Credit Card payments falling behind
It’s possible to become into bankruptcy due to an outstanding credit card. The first step is a missed monthly payment to your credit card. Then, a late charge is added to your account each month. In the event of two missed payments, two consecutive months is the following step. This is the best time to consider reviewing your options regarding bankruptcy for the debt on your credit card . Credit card companies can increase the interest rate on your card under the Credit Card Act of 2009.
They can also increase the interest rates if:
1. Your credit rating declines.
2. Your card has been in your possession for more than one year.
3. Stimulating prime rates of interest
4. The initial promotional time comes to an close.
It’s common for those in default in their payments to have their interest rates increase up from 17.8 per cent to 30 per cent. However, the extent to that it rises varies. There is an unconstitutional law that prohibits corporations that offer credit cards raising their rates even more.

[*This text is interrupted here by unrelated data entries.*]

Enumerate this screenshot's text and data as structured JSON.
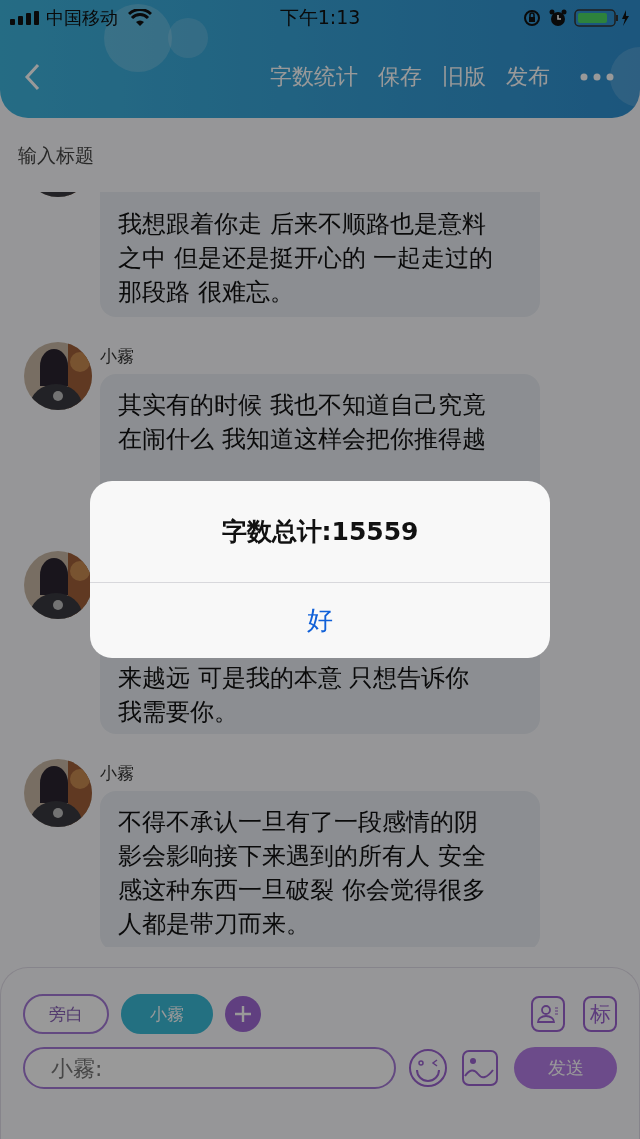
{
  "status_bar": {
    "carrier": "中国移动",
    "time": "下午1:13"
  },
  "nav": {
    "actions": [
      "字数统计",
      "保存",
      "旧版",
      "发布"
    ]
  },
  "title_field": {
    "placeholder": "输入标题"
  },
  "messages": [
    {
      "kind": "cut_top",
      "lines": [
        "我想跟着你走 后来不顺路也是意料",
        "之中 但是还是挺开心的 一起走过的",
        "那段路 很难忘。"
      ]
    },
    {
      "kind": "cut_bottom",
      "name": "小霧",
      "lines": [
        "其实有的时候 我也不知道自己究竟",
        "在闹什么 我知道这样会把你推得越"
      ]
    },
    {
      "kind": "covered_top",
      "lines": [
        "来越远 可是我的本意 只想告诉你",
        "我需要你。"
      ]
    },
    {
      "kind": "full",
      "name": "小霧",
      "lines": [
        "不得不承认一旦有了一段感情的阴",
        "影会影响接下来遇到的所有人 安全",
        "感这种东西一旦破裂 你会觉得很多",
        "人都是带刀而来。"
      ]
    }
  ],
  "composer": {
    "roles": [
      {
        "label": "旁白",
        "selected": false
      },
      {
        "label": "小霧",
        "selected": true
      }
    ],
    "tag_button": "标",
    "input_placeholder": "小霧:",
    "send": "发送"
  },
  "alert": {
    "title": "字数总计:15559",
    "button": "好"
  }
}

If interest rates increase in the form of over-the-limit fees, tardy payments can add up to your credit card balance, which can lead to credit card debt to spiral. The collection companies will begin calling you when your minimum payment is not made. Thus, it’s advisable to look into bankruptcy options for debts incurred through credit cards.
Credit card debt collectors frequently pursue you with a lot of vigor. They may also employ an attorney to file lawsuits against your assets , and obtain rulings such as garnishing your earnings and putting liens against your homes. Insolvency filing can end any legal proceedings and also help with collection efforts. A “automatic stay”, as it’s known is a way to stop lenders from hiring bankruptcy attorney to initiate an action in court to recuperate the debt. That is certainly one of the benefits you get from declaring bankruptcy.